“Wild Things”
Jaimee Wriston Colbert
BkMk Press, University of Missouri-Kansas City, $15.95
In “Wild Things,” her fine new collection of short stories, Jaimee Wriston Colbert, a Hawaii-raised prize-winning author, writes with the energy of a new, young voice. Her brisk pacing and descriptive skill, however, reveal a pro. Whether in a jobless, polluted Pennsylvania or a Hawaii where species are going extinct, her characters share a sardonic and desperate tone.
One remembers being groped at age 11 “in a crowded malasada line at the old Halawa Stadium.” Another is kissed by a lecherous old poet who then collapses on the sands of Kawela Bay. Loss and abandonment and consumer clutter, from PVC to GMOs, are balanced by a kind of wry justice in Wriston’s emotionally arresting tales.
“The Do Over: My Journey from the Depths of Addiction to World Champion Swimmer”

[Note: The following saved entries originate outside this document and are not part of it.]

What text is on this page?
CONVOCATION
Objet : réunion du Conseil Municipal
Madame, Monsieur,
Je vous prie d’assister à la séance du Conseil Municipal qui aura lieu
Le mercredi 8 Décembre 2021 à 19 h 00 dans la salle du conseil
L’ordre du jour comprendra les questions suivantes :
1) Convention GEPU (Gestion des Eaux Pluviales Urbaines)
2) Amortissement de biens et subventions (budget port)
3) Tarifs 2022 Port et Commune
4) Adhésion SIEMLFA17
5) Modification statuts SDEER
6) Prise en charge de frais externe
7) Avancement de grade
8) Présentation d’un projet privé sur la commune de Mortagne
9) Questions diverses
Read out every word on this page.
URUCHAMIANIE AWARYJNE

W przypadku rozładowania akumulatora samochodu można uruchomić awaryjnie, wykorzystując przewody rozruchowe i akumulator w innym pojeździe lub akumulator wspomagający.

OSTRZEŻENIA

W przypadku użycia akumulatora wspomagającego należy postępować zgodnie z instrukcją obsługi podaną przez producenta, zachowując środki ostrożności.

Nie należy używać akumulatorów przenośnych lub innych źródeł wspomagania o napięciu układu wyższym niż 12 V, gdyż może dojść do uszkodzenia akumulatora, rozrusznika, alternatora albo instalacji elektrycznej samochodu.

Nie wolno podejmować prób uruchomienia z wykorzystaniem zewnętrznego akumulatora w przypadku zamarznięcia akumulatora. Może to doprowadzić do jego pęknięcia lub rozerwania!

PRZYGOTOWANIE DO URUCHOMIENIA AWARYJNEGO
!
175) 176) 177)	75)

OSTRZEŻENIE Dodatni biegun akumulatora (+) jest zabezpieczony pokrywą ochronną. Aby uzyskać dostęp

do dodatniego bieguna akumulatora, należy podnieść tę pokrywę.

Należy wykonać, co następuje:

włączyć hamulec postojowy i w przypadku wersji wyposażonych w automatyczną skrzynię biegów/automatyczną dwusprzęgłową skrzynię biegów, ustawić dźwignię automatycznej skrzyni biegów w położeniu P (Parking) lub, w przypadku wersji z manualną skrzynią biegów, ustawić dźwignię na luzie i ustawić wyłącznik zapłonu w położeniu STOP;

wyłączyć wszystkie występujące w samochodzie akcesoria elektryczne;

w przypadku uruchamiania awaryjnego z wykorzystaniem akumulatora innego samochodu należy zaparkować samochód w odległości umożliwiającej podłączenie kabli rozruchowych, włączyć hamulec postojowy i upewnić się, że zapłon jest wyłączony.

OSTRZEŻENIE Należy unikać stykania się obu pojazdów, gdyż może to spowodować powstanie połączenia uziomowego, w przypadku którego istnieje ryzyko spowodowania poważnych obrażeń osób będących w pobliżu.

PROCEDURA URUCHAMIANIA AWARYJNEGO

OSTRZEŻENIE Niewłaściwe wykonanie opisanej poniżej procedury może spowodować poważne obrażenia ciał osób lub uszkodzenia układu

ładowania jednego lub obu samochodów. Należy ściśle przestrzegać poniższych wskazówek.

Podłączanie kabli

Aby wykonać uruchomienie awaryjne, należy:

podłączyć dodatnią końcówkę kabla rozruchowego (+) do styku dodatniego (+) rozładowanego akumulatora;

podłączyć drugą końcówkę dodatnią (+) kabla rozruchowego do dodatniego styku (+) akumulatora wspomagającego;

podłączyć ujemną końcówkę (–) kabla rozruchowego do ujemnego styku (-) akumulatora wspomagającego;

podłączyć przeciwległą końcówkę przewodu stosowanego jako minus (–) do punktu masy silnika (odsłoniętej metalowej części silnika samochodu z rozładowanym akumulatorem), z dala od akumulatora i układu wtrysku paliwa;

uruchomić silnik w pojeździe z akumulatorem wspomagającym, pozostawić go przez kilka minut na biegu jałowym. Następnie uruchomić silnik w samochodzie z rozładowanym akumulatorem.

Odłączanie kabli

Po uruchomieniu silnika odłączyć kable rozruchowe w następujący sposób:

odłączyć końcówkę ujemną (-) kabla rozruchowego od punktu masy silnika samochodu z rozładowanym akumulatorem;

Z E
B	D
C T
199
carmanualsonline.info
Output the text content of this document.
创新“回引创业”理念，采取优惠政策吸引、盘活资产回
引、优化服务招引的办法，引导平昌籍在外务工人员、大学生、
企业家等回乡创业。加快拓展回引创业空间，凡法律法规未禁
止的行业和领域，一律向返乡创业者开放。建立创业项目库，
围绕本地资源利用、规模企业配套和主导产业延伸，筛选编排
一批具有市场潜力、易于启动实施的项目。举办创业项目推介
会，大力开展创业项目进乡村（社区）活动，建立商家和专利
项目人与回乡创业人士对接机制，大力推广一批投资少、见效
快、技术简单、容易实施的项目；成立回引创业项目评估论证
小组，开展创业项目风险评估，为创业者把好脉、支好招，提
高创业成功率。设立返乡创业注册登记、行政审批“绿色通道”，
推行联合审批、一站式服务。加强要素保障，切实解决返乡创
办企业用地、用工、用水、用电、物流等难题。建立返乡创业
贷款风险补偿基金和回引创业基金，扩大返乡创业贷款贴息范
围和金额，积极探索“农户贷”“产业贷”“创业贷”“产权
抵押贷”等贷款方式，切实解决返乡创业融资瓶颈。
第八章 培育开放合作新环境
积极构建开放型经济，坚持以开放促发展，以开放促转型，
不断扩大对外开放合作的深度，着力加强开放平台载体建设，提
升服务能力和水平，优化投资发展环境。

Karlyn Pipes with Tito Morales
Self-published, $17.99
A world champion masters swimmer and former “full-blown alcoholic,” the unsinkable Karlyn Pipes was inducted into the International Swimming Hall of Fame in 2015. Her frank, uplifting memoir “The Do Over,” co-authored with sportswriter Tito Morales, covers her troubled childhood, a return to college swimming in her mid-30s, and a marriage stuck in the shallow end of the pool.
Alcoholics, she notes, are “masters at holding onto resentments and notorious for pointing the finger at everyone but themselves.”
Moving to Kona in 2004, the California native joined a youth swim team. “Since I did not have kids of my own, training with these speedsters helped to fill that void.” Now 54, she’s doing triathlons.
“The Hawaiian Quilt”
Wanda E. & Jean Brunstetter
Shiloh Run Press, $14.99
While visiting the islands, Wanda Brunstetter, an author of Christian romance novels, and her co-author and daughter-in-law, Jean Brunstetter, saw a similarity between Hawaiian and Amish quilts. The heroine of their new novel, “The Hawaiian Quilt,” is engaged to an Amish fellow, takes a cruise with girlfriends, gets stranded on Kauai, is sheltered by a kindly Christian couple and meets a young chicken farmer.
“Those monster waves don’t frighten me … might help release some of my tension,” he says as he paddles out after learning about the boyfriend back in Indiana.
A marriage quilt pieces together the plot of this sweet book. The authors will sign copies from noon to 2 p.m. Wednesday at Maui Quilt Shop and from 2 to 4 p.m. Saturday at Barnes & Noble in Lahaina, and from 5:30 to 7:30 p.m. on Nov. 11 at Talk Story Bookstore on Kauai. More details can be found at wandabrunstetter.com.